Creamy No-Bake Pumpkin Cheesecake – A Perfect Fall Dessert

This No-Bake Pumpkin Cheesecake combines the cozy flavors of pumpkin and warm spices with a smooth, creamy cheesecake filling—all without needing to turn on the oven! With a buttery graham cracker crust and a spiced pumpkin cheesecake filling, this dessert is easy to make and perfect for holiday gatherings or any fall celebration.
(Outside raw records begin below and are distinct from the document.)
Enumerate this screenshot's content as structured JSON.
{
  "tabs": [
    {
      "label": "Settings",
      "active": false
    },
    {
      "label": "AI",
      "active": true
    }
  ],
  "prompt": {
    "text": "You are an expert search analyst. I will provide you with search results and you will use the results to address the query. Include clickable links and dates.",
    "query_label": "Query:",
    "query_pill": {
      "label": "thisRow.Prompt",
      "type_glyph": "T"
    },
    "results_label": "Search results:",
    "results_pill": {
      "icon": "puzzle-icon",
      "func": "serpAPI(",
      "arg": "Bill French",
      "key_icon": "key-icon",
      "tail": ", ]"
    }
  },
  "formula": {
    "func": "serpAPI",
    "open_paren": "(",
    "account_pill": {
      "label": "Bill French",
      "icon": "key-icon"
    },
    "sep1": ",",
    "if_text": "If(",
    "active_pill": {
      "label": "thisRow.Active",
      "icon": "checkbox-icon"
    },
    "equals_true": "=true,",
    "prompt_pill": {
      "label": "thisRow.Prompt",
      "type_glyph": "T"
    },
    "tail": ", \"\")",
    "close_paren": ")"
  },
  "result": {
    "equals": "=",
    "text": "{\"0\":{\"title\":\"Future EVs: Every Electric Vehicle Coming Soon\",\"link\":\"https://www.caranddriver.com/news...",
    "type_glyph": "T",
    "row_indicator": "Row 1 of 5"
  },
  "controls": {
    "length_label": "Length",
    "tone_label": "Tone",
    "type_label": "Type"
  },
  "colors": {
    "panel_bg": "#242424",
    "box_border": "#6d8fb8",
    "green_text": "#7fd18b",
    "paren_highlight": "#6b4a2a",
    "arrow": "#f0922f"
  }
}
Let’s dive into this effortless yet impressive dessert!

Ingredients:

For the Crust:

  • 1 1/2 cups digestive biscuits or graham crackers, crushed
  • 2 tablespoons brown sugar
  • 1/2 teaspoon ground cinnamon
  • 80 g (about 1/3 cup) unsalted butter, melted

For the Cheesecake Filling:

  • 450 g (16 oz) cream cheese, softened
  • 1 cup pumpkin purée
  • 1 cup powdered sugar
  • 1 teaspoon ground cinnamon
  • 1/2 teaspoon ground nutmeg
  • 1/2 teaspoon ground ginger
  • 1 teaspoon kosher salt
  • 1 teaspoon vanilla extract
  • 1 cup heavy whipping cream

Instructions:

  1. Prepare the Crust:
    • In a medium bowl, mix together the crushed biscuits or graham crackers, brown sugar, and cinnamon.
    • Add the melted butter and stir until the mixture resembles damp sand.
    • Press the mixture firmly into the bottom of a 9-inch springform pan or pie dish to form an even crust.
    • Refrigerate while you prepare the filling.
  2. Make the Cheesecake Filling:
    • In a large mixing bowl, beat the softened cream cheese until smooth and creamy.
    • Add the pumpkin purée, powdered sugar, cinnamon, nutmeg, ginger, salt, and vanilla extract.
    • Beat until everything is well combined and smooth.
    • In a separate bowl, whip the heavy cream until stiff peaks form.
    • This can take about 3–5 minutes with an electric mixer on high speed.
    • Gently fold the whipped cream into the pumpkin cream cheese mixture until fully incorporated, creating a light and airy filling.
  3. Assemble the Cheesecake:
    • Spread the pumpkin cheesecake filling evenly over the prepared crust, smoothing the top with a spatula.
    • Cover and refrigerate for at least 4 hours, or until set.
    • For best results, let it chill overnight.
  4. Serve:
    • Once the cheesecake is fully set, carefully remove it from the springform pan.
    • Slice and serve as is, or top with whipped cream and a sprinkle of cinnamon for extra flair.

Conclusion:

This No-Bake Pumpkin Cheesecake is the ultimate autumn dessert, combining rich, creamy texture with the warm flavors of pumpkin and spices. It’s easy to make, beautifully layered, and perfect for holiday gatherings. Enjoy a slice of this cheesecake and embrace the flavors of fall in every delicious bite!